🤖 AI Summary
Existing multimodal document retrieval benchmarks lack real-world applicability, failing to adequately evaluate RAG systems on complex documents (e.g., table-rich financial reports) and robust query handling. This work introduces REAL-MM-RAG—the first realistic, application-oriented multimodal document retrieval benchmark—featuring domain-specific, high-difficulty tabular data from finance, multi-granularity query paraphrasing, and precise human annotations. Methodologically, we propose an automated benchmark construction pipeline, a query-paraphrasing-driven difficulty stratification mechanism, and a table-structure-aware multimodal embedding fine-tuning and retrieval framework. Experiments demonstrate substantial improvements in both tabular document retrieval accuracy and query robustness, achieving state-of-the-art performance on REAL-MM-RAG. To foster reproducibility and community advancement, we fully open-source the benchmark data, implementation code, and trained models.
📝 Abstract
Accurate multi-modal document retrieval is crucial for Retrieval-Augmented Generation (RAG), yet existing benchmarks do not fully capture real-world challenges with their current design. We introduce REAL-MM-RAG, an automatically generated benchmark designed to address four key properties essential for real-world retrieval: (i) multi-modal documents, (ii) enhanced difficulty, (iii) Realistic-RAG queries and (iv) accurate labeling. Additionally, we propose a multi-difficulty-level scheme based on query rephrasing to evaluate models' semantic understanding beyond keyword matching. Our benchmark reveals significant model weaknesses, particularly in handling table-heavy documents and robustness to query rephrasing.
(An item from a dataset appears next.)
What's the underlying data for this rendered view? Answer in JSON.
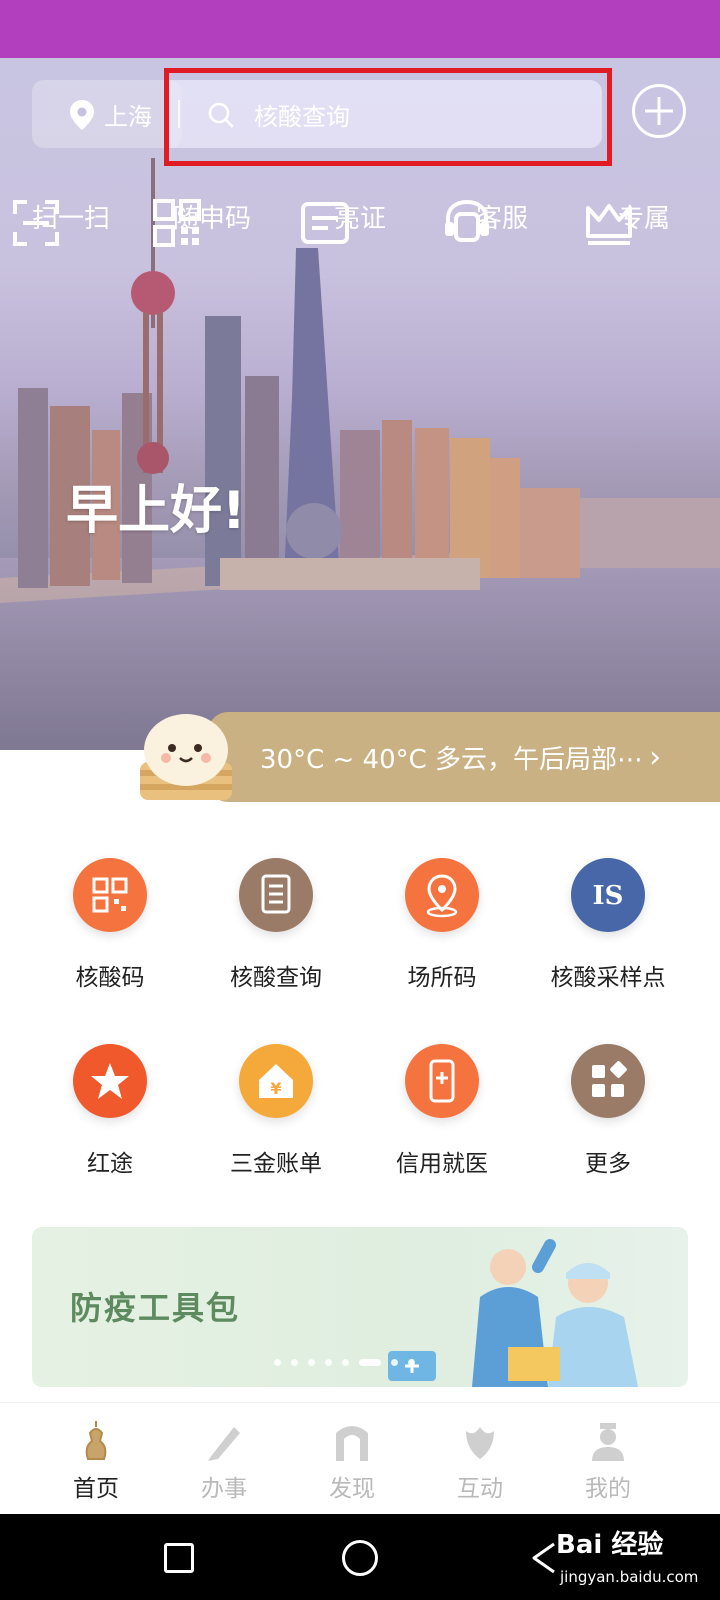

To mitigate these shortcomings, we curate a rephrased training set and introduce a new finance-focused, table-heavy dataset. Fine-tuning on these datasets enables models to achieve state-of-the-art retrieval performance on REAL-MM-RAG benchmark. Our work offers a better way to evaluate and improve retrieval in multi-modal RAG systems while also providing training data and models that address current limitations.